Das zweigeschossige Gerätehaus entsteht an der Professor-Frege-Straße. Es wird neben Umkleideräumen für 82 Frauen und Männer auch einen Versammlungsraum, Büro- und Lagerräume sowie eine Teeküche beherbergen. In der eingeschossigen Fahrzeughalle ist Platz für sieben Löschfahrzeuge und eine Werkstatt. Das Gebäude, das wegen des schlechten Baugrundes auf 40 jeweils 26 Meter langen Pfählen steht, kostet knapp 2,2 Millionen Euro. Laut Bürgermeister gibt das Innenministerium in Schwerin eine Million Euro als Sonderbedarf.
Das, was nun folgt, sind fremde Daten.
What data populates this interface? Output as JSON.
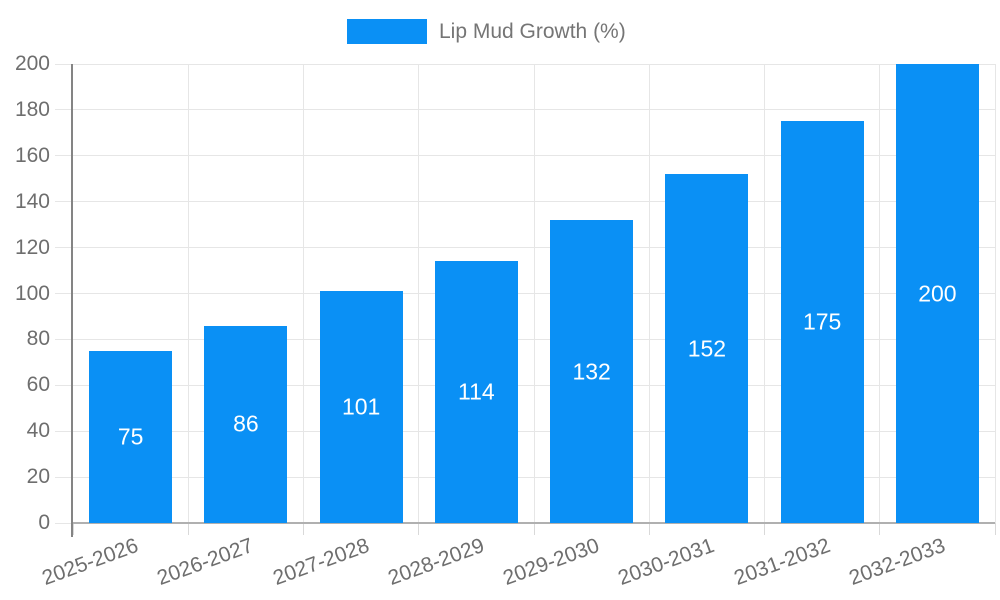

Dazu fließen fast 278000 Euro an Städtebaufördermitteln. „Der Rest kommt laut Beschluss der Bürgerschaft aus dem städtischen Haushalt“, so Beyer.

„Die Arbeiten liegen im Plan“, sagte Sebastian Hempel. „Die Firma Peene Bau konnte verlorene Zeit deutlich aufholen.“ Wie der 37-jährige Architekt berichtete, wurden bislang etwa 100 000 Euro für die Tiefengründung im Herbst 2015, 200000 Euro für Nebenkosten und 10000 Euro für den Rohbau ausgegeben. Der Bürgermeister hofft, dass die Wehr im vierten Quartal dieses Jahres von der Kleinen Hohen Straße in der Altstadt zum Kagenmarkt umziehen kann.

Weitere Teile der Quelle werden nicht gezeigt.